Many Evangelical churches today end their
services with an altar call, assuming there are many uncommitted seekers
in the congregation. After all, they are advertised in the Yellow Pages
and have billboards out in front of their buildings inviting in the
neighborhood for fellowship, communion, and friendship.
One
minister wrote:
“When
unbelievers attend the main gatherings of the church, they should expect
to hear deep, challenging, doctrinal teaching rather than simplistic
messages designed only for immature Christians or lost people. The
gatherings of the church are primarily meetings for believers. Therefore
the teaching in this setting should be geared toward spiritual growth and
increasing Christian maturity. The idea that these gatherings should be
primarily focused on evangelism and numerical church growth is foreign to
the New Testament. Most of the evangelism described in the New Testament
occurred in other contexts (e.g., synagogues, market places, public
discussion forums, etc.).”
In Hebrews 10:25 we’re admonished, “not
forsaking the assembling of ourselves together, as is the manner of some,
but exhorting one another, and so much the more as you see the Day
approaching.”
Certainly we see the Day approaching and I
don’t believe for a minute that the writer of Hebrews was admonishing us
to not forsake going over to the local “church” and watch the speaker
from the pulpit around the backs of the people’s heads in front of us.
This idea that the “pastor” is the man in which all the gift of the
Spirit reside on behalf of the church is a modern invention.
No, on the contrary, not forsaking the
assembling together as we see the Day approach tells me that as the coming
of Christ draws near we’re going to need each other just as they did in
the first century. We’re going to need to help one another to see
through various deceptions, to assist each other in emergencies, to share
our finances with other believers in need and to actually be the body of
Christ with each member doing their part. We sure don’t witness that
going on in today’s pastor-centered churches.
I hear from so many people that they
can’t find a good church in their area and some have even compromised by
going to churches that have a mixture of true and false teaching just so
as not to forsake assembling together. We do have a deep need for other
members of the body of Christ without whom we are merely amputated
members. But at gatherings where unbelievers are welcomed as participating
members the body becomes a dysfunctional mutant. Outreach to unbelievers
is vital to church life and to the spread of the Gospel, but that should
never be at the expense of the building up of the saints. When the saints
gather together then they can work side-by-side in evangelistic efforts to
convert the lost. Inviting the lost into the assembly of the saints, as
all churches who advertise to the lost do, opens up the body of Christ to
corruption.
My
advice to those who will not compromise by going to a church that does not
rightly divide the Word is to start a Virtual Church in their home.

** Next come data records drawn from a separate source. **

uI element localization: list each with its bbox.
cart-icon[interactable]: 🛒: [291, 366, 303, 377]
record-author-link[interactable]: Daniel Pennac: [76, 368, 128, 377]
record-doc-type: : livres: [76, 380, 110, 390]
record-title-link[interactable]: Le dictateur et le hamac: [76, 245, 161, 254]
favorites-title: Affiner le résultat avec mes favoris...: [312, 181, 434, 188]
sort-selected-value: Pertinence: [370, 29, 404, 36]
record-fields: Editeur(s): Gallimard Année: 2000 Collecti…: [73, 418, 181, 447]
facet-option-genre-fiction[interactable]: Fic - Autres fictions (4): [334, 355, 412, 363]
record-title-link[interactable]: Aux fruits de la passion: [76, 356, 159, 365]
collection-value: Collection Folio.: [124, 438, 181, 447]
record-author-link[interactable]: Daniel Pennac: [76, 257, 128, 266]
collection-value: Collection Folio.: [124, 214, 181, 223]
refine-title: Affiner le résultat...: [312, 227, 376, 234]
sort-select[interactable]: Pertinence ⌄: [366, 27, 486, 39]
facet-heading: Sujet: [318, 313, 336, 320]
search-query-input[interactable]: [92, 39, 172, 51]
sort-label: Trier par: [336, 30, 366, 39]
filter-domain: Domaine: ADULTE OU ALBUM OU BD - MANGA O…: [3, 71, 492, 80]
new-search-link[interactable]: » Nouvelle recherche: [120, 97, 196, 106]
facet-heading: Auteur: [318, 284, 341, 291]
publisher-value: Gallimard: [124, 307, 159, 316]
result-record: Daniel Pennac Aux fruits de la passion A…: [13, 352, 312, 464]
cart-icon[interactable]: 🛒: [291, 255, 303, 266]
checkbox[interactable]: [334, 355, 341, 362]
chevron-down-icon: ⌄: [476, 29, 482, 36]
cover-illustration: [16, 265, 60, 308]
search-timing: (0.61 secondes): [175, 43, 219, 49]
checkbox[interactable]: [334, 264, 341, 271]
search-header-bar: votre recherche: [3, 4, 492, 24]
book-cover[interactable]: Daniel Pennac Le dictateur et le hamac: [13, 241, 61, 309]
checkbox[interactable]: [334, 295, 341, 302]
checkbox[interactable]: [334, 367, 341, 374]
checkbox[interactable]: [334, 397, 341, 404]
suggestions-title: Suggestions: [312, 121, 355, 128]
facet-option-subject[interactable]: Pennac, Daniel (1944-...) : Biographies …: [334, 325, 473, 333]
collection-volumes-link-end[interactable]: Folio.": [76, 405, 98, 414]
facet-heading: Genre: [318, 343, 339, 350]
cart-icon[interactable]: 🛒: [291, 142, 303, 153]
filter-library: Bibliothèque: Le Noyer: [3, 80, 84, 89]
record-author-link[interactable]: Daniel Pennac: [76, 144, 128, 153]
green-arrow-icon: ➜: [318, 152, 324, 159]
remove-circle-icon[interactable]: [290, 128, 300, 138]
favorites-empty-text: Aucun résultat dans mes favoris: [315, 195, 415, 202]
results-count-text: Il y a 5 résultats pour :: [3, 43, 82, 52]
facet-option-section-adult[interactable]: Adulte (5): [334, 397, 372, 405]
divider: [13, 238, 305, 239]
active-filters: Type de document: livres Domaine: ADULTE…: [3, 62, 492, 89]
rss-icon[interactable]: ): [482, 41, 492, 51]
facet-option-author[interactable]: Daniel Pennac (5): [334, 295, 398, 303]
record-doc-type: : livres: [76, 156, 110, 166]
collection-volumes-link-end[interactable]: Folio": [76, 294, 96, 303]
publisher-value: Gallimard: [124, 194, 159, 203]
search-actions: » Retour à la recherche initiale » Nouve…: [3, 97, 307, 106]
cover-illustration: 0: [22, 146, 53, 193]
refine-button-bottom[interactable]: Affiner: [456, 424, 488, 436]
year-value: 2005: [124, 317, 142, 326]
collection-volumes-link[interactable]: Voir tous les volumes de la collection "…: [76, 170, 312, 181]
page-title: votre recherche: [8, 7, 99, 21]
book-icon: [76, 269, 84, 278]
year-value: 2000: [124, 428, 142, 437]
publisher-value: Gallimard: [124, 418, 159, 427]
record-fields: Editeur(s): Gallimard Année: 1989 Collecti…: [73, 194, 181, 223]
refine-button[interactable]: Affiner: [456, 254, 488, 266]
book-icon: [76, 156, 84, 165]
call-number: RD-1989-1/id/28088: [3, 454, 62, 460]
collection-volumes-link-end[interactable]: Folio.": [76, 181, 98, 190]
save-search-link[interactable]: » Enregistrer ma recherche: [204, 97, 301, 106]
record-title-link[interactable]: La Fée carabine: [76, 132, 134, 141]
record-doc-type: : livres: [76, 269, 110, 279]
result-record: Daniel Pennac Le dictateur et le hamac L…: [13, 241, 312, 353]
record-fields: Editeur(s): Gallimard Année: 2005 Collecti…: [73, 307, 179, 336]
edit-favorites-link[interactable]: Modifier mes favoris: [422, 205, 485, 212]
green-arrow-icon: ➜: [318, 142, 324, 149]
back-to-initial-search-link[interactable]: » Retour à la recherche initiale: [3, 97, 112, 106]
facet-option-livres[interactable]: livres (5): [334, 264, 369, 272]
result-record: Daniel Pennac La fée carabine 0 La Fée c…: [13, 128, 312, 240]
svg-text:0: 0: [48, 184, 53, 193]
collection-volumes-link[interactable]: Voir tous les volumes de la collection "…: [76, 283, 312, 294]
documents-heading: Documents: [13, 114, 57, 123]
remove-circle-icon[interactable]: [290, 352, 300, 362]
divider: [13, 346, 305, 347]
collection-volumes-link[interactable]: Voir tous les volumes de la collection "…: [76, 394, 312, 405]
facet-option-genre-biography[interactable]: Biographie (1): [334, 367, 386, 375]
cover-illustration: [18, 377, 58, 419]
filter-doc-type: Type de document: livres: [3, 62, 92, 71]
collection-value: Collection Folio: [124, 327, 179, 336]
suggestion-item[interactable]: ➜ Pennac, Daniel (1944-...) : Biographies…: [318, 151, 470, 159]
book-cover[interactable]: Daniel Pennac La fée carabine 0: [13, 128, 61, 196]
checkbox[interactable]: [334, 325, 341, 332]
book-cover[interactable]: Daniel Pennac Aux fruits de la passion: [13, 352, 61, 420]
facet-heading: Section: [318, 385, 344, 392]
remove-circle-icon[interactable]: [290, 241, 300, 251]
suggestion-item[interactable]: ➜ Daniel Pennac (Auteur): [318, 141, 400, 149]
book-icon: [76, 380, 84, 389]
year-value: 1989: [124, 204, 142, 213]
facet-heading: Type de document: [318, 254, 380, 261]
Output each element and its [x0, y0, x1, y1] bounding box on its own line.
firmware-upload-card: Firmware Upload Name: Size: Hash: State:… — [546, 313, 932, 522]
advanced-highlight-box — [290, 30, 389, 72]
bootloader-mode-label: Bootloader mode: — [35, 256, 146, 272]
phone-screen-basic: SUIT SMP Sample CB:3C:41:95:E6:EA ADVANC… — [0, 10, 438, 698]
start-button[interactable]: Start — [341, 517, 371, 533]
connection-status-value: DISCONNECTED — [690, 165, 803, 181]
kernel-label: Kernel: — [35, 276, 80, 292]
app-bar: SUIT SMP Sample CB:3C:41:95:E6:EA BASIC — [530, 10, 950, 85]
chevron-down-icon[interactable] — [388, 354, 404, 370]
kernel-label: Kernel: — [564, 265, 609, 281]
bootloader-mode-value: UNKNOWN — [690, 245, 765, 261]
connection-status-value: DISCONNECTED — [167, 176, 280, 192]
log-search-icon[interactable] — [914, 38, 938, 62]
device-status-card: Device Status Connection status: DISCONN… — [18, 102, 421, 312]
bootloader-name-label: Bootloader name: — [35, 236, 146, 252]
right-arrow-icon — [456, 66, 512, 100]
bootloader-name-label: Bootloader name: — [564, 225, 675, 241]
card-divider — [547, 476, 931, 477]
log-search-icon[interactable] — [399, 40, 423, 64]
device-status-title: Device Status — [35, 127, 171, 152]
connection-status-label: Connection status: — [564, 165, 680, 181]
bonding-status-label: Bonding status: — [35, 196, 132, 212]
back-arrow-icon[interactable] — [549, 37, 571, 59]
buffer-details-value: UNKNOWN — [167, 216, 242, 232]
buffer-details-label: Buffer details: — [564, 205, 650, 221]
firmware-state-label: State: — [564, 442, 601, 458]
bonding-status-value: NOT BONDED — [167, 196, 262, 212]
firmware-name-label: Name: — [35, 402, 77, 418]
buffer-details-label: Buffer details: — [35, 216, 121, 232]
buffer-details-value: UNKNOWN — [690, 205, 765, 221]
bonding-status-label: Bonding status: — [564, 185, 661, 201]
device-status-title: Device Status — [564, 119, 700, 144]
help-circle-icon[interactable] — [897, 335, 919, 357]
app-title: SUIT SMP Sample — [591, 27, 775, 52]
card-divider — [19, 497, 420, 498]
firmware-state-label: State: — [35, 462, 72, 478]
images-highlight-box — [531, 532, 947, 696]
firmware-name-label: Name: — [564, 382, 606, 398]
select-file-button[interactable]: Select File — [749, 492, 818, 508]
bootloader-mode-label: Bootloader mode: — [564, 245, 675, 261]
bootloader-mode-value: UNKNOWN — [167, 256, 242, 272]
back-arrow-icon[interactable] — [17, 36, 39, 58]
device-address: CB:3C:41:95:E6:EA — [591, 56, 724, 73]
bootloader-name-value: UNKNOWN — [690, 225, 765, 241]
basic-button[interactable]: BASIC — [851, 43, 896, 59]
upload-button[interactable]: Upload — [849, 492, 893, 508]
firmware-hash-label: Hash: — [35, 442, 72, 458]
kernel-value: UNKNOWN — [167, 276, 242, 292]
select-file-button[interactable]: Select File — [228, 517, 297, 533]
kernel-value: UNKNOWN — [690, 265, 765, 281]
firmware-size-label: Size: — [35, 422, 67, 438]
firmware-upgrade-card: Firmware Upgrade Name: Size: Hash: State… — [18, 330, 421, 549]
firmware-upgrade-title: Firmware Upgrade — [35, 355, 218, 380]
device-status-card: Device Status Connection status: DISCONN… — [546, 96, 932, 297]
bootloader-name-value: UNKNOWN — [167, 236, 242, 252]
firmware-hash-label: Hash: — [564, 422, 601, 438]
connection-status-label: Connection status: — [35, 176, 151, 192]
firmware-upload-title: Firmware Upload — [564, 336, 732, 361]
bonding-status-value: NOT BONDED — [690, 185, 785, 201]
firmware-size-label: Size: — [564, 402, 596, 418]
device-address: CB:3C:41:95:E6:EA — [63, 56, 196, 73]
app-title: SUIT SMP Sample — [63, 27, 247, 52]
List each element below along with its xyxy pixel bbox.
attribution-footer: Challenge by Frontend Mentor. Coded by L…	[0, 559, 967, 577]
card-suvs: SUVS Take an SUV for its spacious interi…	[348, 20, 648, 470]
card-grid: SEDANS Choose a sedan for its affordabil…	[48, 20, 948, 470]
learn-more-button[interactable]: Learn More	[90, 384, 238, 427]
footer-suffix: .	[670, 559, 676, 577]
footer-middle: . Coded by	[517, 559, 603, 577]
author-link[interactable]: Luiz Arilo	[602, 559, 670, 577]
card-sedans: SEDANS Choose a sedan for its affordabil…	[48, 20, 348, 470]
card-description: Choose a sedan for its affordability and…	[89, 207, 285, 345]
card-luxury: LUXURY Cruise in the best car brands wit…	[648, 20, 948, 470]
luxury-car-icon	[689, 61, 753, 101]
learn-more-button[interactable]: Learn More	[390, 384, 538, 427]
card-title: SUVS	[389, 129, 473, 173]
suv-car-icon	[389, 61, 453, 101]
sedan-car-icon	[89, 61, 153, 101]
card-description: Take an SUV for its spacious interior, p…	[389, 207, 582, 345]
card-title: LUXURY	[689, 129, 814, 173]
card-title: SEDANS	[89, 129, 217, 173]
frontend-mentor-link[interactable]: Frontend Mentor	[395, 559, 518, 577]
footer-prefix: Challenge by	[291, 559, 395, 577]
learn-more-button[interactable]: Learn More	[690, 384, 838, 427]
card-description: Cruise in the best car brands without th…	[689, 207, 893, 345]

“Virtual” meaning that their teaching will be by gifted teachers via
the Internet or DVD. They can invite other believers over to listen to a
solid message -- one that is biblical and then break bread together with a
New Testament love feast, praying together and helping each other meet
needs.
As
I monitor Christian television I have seen a lot of false and true
programs on the same networks. I have recently been watching the new Jim
Bakker show that is seen on our local Christian television station. I may
not agree with Bakker on many things but one thing I believe he is doing
right is trying to build a Christian community. He quotes from the same
verse in Hebrews to show that as the Lord’s coming draws near, we will
need one another more than ever and that the assembling together has
nothing to do with what “church” we attend once a week. He is building
homes and condos in the Ozark Mountains of Missouri as a place where
believers can assist each other in difficult times. My hat is off to him
in his efforts. The only problem is his affiliation with false teachers
such as Rick Joyner and his own son Jay Bakker makes this a community I
could not be a part of.
But
he does have the right idea - the assembling together is exclusive to
born-again believers and unbelievers should not share our believers’
meetings, but should be the ones we go out to the highways and biways with
the Gospel, inviting them in after they have become one of us.
“Now,
therefore, you are no longer strangers and foreigners, but fellow citizens
with the saints and members of the household of God, having been built on
the foundation of the apostles and prophets, Jesus Christ Himself being
the chief cornerstone, in whom the whole building, being fitted together,
grows into a holy temple in the Lord, in whom you also are being built
together for a dwelling place of God in the Spirit.”